Motion GPU Documentation

@motion-core/motion-gpu ships a framework-agnostic WebGPU core plus Svelte 5, React 18/19, and Vue 3 adapters for fullscreen WGSL rendering. You get a declarative material system, a reactive frame scheduler, a composable post-processing pipeline, and GPU compute shader support — wired into a single <FragCanvas> component in all three adapters.

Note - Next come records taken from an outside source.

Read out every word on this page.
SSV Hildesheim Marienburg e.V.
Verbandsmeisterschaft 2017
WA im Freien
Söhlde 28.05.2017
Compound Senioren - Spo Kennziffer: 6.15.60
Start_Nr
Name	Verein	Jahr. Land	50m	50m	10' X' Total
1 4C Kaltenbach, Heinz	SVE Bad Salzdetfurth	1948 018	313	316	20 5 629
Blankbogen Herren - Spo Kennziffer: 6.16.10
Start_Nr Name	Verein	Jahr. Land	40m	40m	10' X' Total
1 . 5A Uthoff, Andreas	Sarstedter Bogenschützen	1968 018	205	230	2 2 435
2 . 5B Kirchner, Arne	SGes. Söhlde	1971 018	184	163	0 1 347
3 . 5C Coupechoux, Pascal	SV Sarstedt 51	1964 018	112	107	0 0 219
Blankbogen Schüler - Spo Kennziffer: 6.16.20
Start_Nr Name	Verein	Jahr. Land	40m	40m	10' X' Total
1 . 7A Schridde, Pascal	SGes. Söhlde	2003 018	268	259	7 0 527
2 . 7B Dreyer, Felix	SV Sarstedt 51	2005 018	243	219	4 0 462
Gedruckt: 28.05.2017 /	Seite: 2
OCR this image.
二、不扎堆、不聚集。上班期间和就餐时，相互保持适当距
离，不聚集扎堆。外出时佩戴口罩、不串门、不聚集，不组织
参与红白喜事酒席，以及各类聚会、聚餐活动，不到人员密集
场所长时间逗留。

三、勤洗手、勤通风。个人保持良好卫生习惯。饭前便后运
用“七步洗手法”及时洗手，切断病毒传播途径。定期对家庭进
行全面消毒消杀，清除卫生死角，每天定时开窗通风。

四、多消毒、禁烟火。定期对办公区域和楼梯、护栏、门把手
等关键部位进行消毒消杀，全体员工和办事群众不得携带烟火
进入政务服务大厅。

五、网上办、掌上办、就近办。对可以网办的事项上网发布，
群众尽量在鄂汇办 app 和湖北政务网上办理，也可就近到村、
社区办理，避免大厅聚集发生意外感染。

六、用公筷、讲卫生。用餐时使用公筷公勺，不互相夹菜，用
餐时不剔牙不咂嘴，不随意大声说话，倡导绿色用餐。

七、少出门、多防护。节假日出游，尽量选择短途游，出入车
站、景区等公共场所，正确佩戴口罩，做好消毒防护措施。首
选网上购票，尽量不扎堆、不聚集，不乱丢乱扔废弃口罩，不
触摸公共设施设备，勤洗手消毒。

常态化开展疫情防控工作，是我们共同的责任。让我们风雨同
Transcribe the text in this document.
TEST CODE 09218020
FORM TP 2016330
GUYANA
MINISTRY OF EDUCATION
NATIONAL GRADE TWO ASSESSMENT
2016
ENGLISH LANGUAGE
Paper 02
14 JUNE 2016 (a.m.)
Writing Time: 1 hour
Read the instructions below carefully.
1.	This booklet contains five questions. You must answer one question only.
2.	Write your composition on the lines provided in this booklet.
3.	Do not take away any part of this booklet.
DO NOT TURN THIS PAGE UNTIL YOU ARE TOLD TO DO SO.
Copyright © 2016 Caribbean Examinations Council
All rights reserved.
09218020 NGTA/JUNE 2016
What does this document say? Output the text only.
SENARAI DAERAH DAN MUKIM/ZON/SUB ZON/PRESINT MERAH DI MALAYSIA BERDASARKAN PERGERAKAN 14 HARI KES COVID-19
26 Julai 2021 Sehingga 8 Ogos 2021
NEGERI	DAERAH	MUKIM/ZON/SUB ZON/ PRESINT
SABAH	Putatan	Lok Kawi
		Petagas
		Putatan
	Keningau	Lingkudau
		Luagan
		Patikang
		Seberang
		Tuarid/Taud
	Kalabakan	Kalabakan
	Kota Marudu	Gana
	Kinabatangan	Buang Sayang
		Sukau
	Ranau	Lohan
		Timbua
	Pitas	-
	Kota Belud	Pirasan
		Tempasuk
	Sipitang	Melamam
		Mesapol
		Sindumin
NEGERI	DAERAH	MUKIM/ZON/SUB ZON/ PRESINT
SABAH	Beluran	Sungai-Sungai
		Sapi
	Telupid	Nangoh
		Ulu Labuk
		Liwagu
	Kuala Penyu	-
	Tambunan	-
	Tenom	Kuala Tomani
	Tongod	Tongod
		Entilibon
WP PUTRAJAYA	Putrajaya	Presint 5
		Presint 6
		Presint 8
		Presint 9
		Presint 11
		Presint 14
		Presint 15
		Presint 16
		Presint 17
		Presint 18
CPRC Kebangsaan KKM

This documentation was generated directly from the packages/motion-gpu/src source tree, so every contract, default value, and edge-case behavior described here reflects the actual implementation.

AI documentation access

Motion GPU documentation is also available for AI tools via Context7.

Framework mental model

Understanding the frame-by-frame flow is the single most useful thing you can learn about Motion GPU:

You create an immutable material with defineMaterial({ fragment, uniforms, textures, storageBuffers, ... }).
FragCanvas resolves that material and derives a pipeline signature (a deterministic string from the compiled shader, uniform layout, texture config/bindings including fragmentVisible, and storage buffer definitions).
If the signature changes, the WebGPU renderer is rebuilt from scratch. If it stays the same, only uniform buffers and texture bindings are updated — no recompilation.
Every animation frame:
- Scheduler tasks run in topological order (your useFrame callbacks).
- Runtime uniforms and textures are merged with material defaults.
- Pending storage buffer writes are flushed to the GPU.
- Compute passes dispatch their workgroups through the render graph.
- The base fullscreen pass renders your fragment shader.
- Optional post-process passes execute through the render graph.
- The final result is presented to the canvas.

Hard contracts

These are enforced at runtime and will throw immediately if violated:

Contract	Enforced by
Fragment function must be `fn frag(uv: vec2f) -> vec4f`	`defineMaterial` validation
`ShaderPass` fragment must define `fn shade(inputColor: vec4f, uv: vec2f) -> vec4f`	`ShaderPass` constructor
`ComputePass` shader must contain `@compute @workgroup_size(...)` and `fn compute(...)`	`ComputePass` constructor
Storage buffer `size` must be `> 0` and a multiple of 4	`defineMaterial` validation
Uniform / texture / define / include / storage buffer keys must be WGSL-safe identifiers (`[A-Za-z_][A-Za-z0-9_]*`)	Validators in `uniforms.ts`, `textures.ts`, `material-preprocess.ts`, `storage-buffers.ts`
`renderMode` API contract is `'always'`, `'on-demand'`, or `'manual'`	Scheduler types/runtime
`maxDelta > 0` and `profilingWindow > 0`	Scheduler assertions
Render target `scale`, `width`, `height` must be finite and `> 0`	Render-target resolver
Pass slots must reference valid surfaces (`canvas` output-only, named slots must exist in `renderTargets`)	Render graph planner

Defaults worth knowing

Setting	Default value
`FragCanvas.clearColor`	`[0, 0, 0, 1]` (opaque black)
`FragCanvas.outputColorSpace`	`'srgb'`
`FragCanvas.renderMode`	`'always'`
`FragCanvas.autoRender`	`true`
`FragCanvas.maxDelta`	`0.1` (seconds)
`FragCanvas.dpr`	`window.devicePixelRatio` (or `1` during SSR)
Texture filter	`'linear'`
Texture address mode	`'clamp-to-edge'`
Texture update mode	Source-dependent: `HTMLVideoElement` → `perFrame`, everything else → `once`
Texture `flipY`	`true`
Texture `generateMipmaps`	`false`

Scope and boundaries

This package targets fullscreen fragment workflows and GPU compute — it is not a general-purpose scene graph or 3D engine.
Root entrypoints (@motion-core/motion-gpu, /advanced) are framework-agnostic core APIs.
Framework runtimes must be consumed via adapter entrypoints (@motion-core/motion-gpu/svelte, @motion-core/motion-gpu/react, @motion-core/motion-gpu/vue).
Adapter runtimes work without advanced entrypoints; @motion-core/motion-gpu/svelte/advanced, @motion-core/motion-gpu/react/advanced, and @motion-core/motion-gpu/vue/advanced add namespaced user state and extended scheduler ergonomics.
All documentation references behaviors currently implemented in the repository, including edge cases verified by the test suite.